Pretrained model Text Generation (Completions) Text Generation (Chat Completions) Summarization Code Generation
Intel/neural-chat-7b-v1-1
Intel/neural-chat-7b-v3-1
meta-llama/Llama-2-7b-chat-hf
meta-llama/Llama-2-70b-chat-hf
EleutherAI/gpt-j-6b
mosaicml/mpt-7b-chat
mistralai/Mistral-7B-v0.1
mistralai/Mixtral-8x7B-Instruct-v0.1
upstage/SOLAR-10.7B-Instruct-v1.0
THUDM/chatglm2-6b
THUDM/chatglm3-6b
Qwen/Qwen-7B
microsoft/phi-2
bigcode/starcoder
codellama/CodeLlama-7b-hf
codellama/CodeLlama-34b-hf
Phind/Phind-CodeLlama-34B-v2
Salesforce/codegen2-7B
ise-uiuc/Magicoder-S-CL-7B

Modify the model_name_or_path parameter in the YAML configuration file to load different models.

Rich Plugins

NeuralChat includes support for various plugins to enhance its capabilities:

Multimodal APIs

In addition to the text-based chat RESTful API, NeuralChat offers several helpful plugins in its RESTful API lineup to aid users in building multimodal applications.

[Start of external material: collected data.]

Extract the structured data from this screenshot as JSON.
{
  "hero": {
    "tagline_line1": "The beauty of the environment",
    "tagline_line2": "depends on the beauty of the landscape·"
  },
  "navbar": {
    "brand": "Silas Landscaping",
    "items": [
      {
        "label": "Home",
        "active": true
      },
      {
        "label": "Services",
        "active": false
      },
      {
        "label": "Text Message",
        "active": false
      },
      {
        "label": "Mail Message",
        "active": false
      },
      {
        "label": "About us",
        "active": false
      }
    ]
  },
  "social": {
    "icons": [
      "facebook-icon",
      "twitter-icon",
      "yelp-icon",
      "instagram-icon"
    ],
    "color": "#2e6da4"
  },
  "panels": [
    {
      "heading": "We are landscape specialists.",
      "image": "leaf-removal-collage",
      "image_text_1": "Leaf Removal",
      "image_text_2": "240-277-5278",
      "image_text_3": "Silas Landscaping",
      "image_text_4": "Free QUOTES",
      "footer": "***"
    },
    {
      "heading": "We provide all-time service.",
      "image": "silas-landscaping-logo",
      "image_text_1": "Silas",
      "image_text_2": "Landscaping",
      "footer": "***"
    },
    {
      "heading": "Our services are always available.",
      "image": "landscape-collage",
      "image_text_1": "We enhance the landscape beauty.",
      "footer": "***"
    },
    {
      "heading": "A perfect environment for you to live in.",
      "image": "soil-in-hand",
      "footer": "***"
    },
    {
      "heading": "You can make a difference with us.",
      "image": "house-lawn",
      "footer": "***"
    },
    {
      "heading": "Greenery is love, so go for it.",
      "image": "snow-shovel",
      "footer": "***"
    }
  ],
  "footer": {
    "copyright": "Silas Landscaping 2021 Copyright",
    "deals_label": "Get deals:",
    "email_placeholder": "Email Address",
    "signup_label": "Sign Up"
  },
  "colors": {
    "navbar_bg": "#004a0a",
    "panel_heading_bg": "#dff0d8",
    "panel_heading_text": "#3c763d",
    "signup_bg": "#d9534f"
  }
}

NeuralChat supports the following RESTful APIs:

Tasks List RESTful APIs
textchat /v1/chat/completions
/v1/completions
voicechat /v1/audio/speech
/v1/audio/transcriptions
/v1/audio/translations
retrieval /v1/rag/create
/v1/rag/append
/v1/rag/upload_link
/v1/rag/chat
codegen /v1/code_generation
/v1/code_chat
text2image /v1/text2image
image2image /v1/image2image
faceanimation /v1/face_animation
finetune /v1/finetune

Modify the tasks_list parameter in the YAML configuration file to seamlessly leverage different RESTful APIs as per your project needs.